Carter
Salon 94 | Freemans
Carter’s lack of transparency about his name has garnered its fair share of critical attention, with biography (or, more precisely, its lack of specificity; it is no secret that his first name is John, but what does that tell us?) functioning in determined lockstep with the work itself. Indeed, the evasions of his self-proclaimed “anonymous portraits” and their combinatory, exquisite corpse–like logic serve as Carter’s imprimatur. All the more surprising, then, to discover Carter in conversation with curator Matthew Higgs in a recent catalogue disclosing early memories that bear fairly directly on the above. Carter’s revelation that his childhood neighbor Betty Kripinsky remained an active presence after her death through uncanny surrogate wig stands in the form of foam heads is almost too pitch-perfect. Here is Carter: “The foam heads had detailed faces drawn on them with ball-point pen and the makeup that had once belonged to her. Henry [her husband] kept these heads on top of a tall cabinet. . . . We were never sure whether Henry had drawn the faces on these heads, or if Betty had done it for practice.

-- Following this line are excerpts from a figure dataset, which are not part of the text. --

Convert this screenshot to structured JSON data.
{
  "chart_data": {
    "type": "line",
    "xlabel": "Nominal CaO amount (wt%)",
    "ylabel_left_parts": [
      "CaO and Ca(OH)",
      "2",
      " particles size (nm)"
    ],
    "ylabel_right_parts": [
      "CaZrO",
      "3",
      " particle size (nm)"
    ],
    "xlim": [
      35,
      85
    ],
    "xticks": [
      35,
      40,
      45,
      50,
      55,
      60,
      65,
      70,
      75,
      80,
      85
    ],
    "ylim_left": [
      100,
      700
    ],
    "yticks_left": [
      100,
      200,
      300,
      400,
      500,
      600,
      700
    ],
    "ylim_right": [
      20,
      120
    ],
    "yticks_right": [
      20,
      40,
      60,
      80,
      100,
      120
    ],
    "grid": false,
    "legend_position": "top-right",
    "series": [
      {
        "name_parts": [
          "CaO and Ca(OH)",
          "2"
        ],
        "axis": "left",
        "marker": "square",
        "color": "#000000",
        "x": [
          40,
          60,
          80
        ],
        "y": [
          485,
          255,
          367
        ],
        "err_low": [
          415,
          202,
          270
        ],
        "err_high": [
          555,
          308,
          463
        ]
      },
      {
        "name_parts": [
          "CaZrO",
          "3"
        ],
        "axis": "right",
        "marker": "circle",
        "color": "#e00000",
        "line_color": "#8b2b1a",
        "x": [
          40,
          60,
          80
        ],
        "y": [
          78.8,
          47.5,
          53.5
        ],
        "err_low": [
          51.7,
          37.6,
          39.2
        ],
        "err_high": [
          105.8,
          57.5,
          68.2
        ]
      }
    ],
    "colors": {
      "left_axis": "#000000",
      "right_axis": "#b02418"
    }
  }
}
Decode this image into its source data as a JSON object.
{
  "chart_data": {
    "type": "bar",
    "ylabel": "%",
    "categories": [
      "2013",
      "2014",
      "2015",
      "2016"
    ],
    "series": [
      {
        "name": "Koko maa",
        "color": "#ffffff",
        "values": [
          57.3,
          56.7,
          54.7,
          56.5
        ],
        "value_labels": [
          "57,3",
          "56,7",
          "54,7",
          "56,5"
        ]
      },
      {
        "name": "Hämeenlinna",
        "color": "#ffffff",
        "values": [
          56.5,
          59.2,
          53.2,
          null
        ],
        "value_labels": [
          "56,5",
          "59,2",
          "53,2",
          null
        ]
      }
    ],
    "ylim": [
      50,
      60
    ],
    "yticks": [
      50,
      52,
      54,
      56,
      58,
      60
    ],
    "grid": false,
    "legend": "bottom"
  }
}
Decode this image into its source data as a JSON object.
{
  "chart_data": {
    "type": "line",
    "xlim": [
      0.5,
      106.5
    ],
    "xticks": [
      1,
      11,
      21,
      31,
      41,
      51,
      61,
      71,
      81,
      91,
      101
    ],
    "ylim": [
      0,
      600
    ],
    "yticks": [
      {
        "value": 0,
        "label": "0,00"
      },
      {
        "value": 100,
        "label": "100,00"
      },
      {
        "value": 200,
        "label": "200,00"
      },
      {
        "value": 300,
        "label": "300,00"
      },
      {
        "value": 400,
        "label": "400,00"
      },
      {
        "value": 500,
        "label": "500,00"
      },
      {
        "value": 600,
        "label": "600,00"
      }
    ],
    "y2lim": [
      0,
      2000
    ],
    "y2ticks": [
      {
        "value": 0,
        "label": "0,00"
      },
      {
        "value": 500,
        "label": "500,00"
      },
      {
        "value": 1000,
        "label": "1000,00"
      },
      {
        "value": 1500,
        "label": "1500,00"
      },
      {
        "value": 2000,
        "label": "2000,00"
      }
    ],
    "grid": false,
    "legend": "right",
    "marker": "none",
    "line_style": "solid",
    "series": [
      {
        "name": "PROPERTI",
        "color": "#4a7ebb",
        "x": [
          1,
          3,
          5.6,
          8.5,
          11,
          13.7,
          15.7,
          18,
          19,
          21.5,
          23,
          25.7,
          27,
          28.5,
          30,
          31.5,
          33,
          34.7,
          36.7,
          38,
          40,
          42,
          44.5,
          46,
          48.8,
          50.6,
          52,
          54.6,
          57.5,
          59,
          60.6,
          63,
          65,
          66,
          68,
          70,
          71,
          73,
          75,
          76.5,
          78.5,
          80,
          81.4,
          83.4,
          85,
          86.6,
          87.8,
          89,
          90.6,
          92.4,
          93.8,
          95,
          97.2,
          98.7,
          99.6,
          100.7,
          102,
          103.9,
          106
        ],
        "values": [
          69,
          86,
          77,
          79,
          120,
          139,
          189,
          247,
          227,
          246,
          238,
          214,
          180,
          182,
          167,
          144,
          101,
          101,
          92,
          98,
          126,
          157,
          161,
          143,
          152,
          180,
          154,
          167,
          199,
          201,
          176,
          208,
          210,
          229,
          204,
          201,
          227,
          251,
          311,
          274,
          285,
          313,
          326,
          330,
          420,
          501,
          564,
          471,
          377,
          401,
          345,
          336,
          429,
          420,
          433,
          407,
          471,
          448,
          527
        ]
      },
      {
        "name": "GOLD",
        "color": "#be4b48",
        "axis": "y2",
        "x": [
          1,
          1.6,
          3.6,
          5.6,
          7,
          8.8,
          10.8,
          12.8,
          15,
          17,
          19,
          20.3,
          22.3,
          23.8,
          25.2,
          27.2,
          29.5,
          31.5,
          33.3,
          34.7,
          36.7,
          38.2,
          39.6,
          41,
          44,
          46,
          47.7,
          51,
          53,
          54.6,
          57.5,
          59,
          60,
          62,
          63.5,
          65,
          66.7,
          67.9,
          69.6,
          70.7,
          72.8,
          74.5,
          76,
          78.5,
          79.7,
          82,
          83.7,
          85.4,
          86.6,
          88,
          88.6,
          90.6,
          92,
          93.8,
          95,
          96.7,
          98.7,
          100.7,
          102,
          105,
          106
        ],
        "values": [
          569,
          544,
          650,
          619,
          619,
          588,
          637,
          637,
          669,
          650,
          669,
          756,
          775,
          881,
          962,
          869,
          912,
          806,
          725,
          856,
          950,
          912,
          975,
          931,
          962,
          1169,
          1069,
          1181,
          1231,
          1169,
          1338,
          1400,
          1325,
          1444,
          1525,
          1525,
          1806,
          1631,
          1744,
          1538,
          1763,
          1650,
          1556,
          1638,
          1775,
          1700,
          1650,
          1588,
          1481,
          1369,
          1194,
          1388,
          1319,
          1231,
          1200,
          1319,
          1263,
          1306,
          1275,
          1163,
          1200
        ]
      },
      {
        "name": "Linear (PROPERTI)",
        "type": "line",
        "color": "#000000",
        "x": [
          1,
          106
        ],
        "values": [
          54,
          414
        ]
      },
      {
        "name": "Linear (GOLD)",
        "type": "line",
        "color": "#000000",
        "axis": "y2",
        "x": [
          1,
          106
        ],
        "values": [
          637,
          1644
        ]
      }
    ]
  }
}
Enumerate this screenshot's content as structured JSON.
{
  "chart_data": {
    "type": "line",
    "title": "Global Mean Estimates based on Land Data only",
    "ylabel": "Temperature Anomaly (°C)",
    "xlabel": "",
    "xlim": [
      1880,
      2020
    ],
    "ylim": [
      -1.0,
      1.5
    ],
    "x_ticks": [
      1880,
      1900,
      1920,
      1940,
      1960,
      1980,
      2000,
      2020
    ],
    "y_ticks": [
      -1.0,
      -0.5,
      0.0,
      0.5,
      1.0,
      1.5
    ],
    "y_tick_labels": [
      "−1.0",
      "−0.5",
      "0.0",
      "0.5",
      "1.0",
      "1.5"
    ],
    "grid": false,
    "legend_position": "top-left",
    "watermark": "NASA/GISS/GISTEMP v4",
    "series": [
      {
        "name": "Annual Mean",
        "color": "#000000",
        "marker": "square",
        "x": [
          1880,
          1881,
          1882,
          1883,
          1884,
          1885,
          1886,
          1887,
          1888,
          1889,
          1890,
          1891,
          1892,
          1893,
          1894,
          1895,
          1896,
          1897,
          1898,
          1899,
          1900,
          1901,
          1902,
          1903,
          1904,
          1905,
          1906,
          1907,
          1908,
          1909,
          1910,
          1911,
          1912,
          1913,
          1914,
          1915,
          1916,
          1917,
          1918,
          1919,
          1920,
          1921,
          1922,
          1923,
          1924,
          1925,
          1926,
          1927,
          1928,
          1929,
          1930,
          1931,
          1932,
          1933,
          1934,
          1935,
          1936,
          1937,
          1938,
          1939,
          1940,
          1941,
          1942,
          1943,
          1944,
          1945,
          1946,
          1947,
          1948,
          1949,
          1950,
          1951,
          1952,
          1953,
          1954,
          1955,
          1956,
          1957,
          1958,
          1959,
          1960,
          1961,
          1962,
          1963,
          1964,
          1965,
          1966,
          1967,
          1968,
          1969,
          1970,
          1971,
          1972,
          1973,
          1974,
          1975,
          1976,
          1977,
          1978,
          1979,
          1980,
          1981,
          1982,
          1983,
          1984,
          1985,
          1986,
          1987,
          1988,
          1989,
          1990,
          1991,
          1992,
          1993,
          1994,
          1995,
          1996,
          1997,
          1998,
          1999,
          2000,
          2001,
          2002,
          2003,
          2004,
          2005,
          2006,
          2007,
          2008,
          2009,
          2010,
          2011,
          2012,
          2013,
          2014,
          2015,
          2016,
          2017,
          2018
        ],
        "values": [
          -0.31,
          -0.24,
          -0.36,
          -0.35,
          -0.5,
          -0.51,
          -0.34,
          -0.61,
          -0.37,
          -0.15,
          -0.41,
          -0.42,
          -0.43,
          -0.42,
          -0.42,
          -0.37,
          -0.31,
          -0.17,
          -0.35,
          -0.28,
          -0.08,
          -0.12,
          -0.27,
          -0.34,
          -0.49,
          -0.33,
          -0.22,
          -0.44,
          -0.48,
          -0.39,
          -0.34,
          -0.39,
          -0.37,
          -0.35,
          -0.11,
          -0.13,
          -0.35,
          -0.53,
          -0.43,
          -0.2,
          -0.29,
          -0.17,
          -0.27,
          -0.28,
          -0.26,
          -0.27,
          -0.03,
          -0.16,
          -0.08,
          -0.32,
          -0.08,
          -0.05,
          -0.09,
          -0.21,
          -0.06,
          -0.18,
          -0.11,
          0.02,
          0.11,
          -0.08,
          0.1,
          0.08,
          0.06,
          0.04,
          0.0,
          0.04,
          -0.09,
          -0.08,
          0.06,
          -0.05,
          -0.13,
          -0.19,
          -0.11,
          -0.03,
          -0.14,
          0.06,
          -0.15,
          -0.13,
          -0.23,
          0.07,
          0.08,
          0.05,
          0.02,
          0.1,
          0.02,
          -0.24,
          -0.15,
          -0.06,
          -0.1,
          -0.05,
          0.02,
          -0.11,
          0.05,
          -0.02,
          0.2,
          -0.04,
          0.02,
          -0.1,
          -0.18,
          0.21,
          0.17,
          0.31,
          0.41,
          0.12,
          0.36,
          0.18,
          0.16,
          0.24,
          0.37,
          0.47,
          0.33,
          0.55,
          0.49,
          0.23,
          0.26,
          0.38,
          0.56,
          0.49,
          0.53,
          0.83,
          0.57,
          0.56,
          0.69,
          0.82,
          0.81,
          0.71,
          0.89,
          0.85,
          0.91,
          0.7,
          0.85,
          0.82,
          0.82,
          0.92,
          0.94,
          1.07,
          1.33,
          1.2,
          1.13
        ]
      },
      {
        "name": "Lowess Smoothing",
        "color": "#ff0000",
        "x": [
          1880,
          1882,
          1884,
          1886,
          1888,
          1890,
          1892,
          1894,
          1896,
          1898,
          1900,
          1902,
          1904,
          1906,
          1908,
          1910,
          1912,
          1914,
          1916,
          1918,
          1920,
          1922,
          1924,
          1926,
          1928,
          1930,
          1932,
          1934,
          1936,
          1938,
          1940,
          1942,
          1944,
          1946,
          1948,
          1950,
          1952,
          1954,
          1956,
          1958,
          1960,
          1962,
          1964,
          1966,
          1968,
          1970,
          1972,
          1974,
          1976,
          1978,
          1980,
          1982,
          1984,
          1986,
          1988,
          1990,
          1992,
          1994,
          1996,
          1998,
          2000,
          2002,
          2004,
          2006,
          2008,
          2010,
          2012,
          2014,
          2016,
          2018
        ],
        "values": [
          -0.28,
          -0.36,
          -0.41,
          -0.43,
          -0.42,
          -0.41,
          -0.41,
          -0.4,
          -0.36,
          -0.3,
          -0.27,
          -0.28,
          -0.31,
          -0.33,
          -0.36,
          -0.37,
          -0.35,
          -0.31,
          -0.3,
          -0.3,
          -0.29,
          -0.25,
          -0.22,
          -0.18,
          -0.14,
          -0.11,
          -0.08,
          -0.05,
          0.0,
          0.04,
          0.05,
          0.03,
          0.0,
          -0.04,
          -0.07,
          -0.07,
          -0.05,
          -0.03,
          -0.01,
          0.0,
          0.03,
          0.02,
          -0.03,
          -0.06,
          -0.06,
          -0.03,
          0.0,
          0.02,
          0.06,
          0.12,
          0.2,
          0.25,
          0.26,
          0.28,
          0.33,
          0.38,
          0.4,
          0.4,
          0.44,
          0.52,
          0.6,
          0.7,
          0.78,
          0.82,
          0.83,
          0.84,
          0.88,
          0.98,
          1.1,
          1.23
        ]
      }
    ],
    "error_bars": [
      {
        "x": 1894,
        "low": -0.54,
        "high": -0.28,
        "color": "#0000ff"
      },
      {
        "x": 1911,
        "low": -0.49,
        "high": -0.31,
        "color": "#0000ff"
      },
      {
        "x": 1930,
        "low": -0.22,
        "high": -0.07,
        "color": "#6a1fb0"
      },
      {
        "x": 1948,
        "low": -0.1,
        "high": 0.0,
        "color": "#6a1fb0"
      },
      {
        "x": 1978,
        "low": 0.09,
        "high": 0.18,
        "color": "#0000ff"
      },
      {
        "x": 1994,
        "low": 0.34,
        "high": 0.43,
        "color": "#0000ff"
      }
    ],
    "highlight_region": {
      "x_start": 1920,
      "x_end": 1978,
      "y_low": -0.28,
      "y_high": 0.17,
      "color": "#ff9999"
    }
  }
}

Nevertheless, they were unsettling facsimiles of Betty that continued to exist after her death.”
This would seem to give away Carter’s game were it not for the fact that his second solo show at Salon 94 Freemans, “And Within Area Although” (itself an echo of “And, It, the, Constant, Although,” his exhibition at London’s Hotel gallery earlier this year) is finally less about identity as such—its permutations, peregrinations, and so on—than about how it operates in and through architectural space. A subtle shift, to be sure, since the appropriated interiors that swell to fill his large grayscale paintings are still modish ciphers; the lives of these rooms and the residual traces of their inhabitants, too, materialize as the marks and erasures of pentimenti and stand in for an idea of (raffish, by turns distantiated) portraiture.
What appear to be film sets or old-fashioned interiors (think 1940s and ’50s modern with Rococo furnishings) form digitally altered and collaged photographic backgrounds for And Within Area Although #1 and And Within Area Although #2 (all works 2009), upon which Carter builds intricately worked surfaces. These and other works, including the Mad Men–ish office in 1955, 1978, 1981, Area and the images self-consciously engaging sculpture—e.g., Item Placed in Area (Unfolding Abstract Modern Sculpture) and 1942, 1955, 1977, 2009, Portrait of a Thoughtful Abstraction with Arranged Interior and Modern Sculpture, which both feature a generic, corporate office park–worthy blob—are pockmarked with doodlings, curlicue lines, Jackson Pollock drips, and collaged elements. Most notably, painted brushstrokes are stuck to many supports, a nod to Roy Lichtenstein, who himself sent up Abstract Expressionism’s bathos in pieces such as the iconic Little Big Painting, 1965, by isolating the stroke—onetime guarantor of libidinal investment, among other things—and rendering it mechanistic (not to mention an abstract form in its own right).
Similarly taking simulation as its cue, Likeness, a sculptural ensemble installed alongside these wall works, features a life-size portrait head in glossy obsidian stationed (replete with prosthetic blown-glass eyes, apparently a real collector’s item, sourced from eBay) on a three-tiered support that also serves as a repository for electric candles, glass orbs, and folded fabric trimmed with a homespun border. So Carter hasn’t left the anonymous portrait behind entirely. In fact, one painting, The Past 100 Years, highlights a woman, albeit a distinctly masculine-looking one—the first in Carter’s cast of characters. Which is to suggest that despite Carter’s apparent forthrightness elsewhere, this show, if more coy than equivocating, didn’t quite give up the ghost.